4) Combination method

This is the final method, the one use most.  You mix aspects of known people with totally invented details, for example, take your own red hair and spendthrift habits, borrow someone else's low carb diet and family feud, and donate the lot to a shop assistant nagged by stifled ambition.  Or take you r best friend's deadpan wit, make him handsome but with bad teeth and turn him into a hopeless romantic who falls in love easily and often.

Primary role of a novelist is to evoke emotion in the reader.

Stock characters

Try to avoid using stereotypes or 'stock' characters even in your secondary characters, e.g. boring accountant, inarticulate footballer, vain film star, world-weary detective or old-fashioned elderly person.

Credibility and complexity: Can you think of 10 adjectives to describe your main character (MC)?  What is your MC's paradox?  What is your MC's fear?  Does your character change?

Lyrical and ep/ethical change of your character:

lyrical story = something happens and changes characters head
ep/ethical = Titanic 2, Bruce Willis goes back and blows up the iceberg

There are 5 main methods of portraying characters:

Interpretation (how others see them/empathy)

and Simon would add Name to this list too, but be careful when naming in terms of extra-literary reality - it links you to the outside world.

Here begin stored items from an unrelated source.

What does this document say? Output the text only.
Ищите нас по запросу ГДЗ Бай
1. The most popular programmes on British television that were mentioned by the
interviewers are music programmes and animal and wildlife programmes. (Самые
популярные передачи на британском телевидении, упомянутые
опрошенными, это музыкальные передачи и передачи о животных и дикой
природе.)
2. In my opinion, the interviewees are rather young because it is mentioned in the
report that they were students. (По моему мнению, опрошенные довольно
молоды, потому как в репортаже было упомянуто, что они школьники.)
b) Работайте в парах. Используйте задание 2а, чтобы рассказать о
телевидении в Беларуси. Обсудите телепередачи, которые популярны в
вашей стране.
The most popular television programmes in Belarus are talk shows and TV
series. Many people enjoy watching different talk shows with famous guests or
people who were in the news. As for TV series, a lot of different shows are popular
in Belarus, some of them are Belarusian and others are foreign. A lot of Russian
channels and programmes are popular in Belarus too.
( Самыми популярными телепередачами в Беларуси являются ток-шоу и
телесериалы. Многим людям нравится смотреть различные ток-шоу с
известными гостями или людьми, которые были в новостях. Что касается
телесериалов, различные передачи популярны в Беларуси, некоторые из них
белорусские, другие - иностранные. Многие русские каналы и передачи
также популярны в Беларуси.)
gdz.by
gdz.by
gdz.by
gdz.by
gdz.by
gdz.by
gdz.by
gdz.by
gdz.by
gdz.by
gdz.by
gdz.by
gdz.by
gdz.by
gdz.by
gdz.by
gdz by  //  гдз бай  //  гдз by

The first 2 methods rely on evaluation or description of characters.  The final 3 are used to 'stage' characters, to show them directly through their behaviour.  What do they wear, indicative of character.  'Run the film in your head' when you are writing and read your work out loud as you will spot when it is clunky.  Get a picture and give the person character details.

Character paradox
Defining actions

We were then given 10 minutes to write a character that had to portray the 5 main methods (+ the name) in it.

Here is mine:

Roger stood at the entrance and took a deep breath.  He could smell the shepherds pie so knew she'd made his favourite, or what she thought was his favourite.  He didn't know if he was ready, but it had to be done.  He was running out of time and no matter how long he'd spent planning this, he knew there was no right way to do it. 

If this was an ordinary day he would be constrained by a tie, a suit itchy with cheap wool and a persona to match.  But now, emboldened by his decision, he felt the denim, it's hard lines a different type of box; safety.  It was time.  Without knocking, he walked in and as he did so, the cold air moved up his miniskirt and it spurred him on.

The group then shared some of their writing and discussed character, e.g. the consummate liar may turn out to be telling the truth (his friend and he checked).  Simon then asked us to put two of the pictures he had shared together, in an extension of the piece already written.

This was mine:

Mabel was adding more butter to the peas and Roger watched as it melted into the green, each pea glistening with new promise.  Her apron was tied at the waist and he recognised it as the one he had made at school all those years ago.  Amazed she still had it, he almost wavered, could have turned around and run before she saw him, but the time was now and he could see this as a sign; she loved him not matter who or what he was.

Mabel patted her apron down and checked it for splashes, there were none, there was a slight kink in the apron tie at the left though, so she reached behind to untie it and fastened it once more, sure that this time it was straight.

She felt the air stir and knew he was here and turned to great him, her warm smile reaching her eyes.

Simon finished the workshop by suggesting breaking a big task down into little tasks, i.e. the composite novel, each chapter is a small task.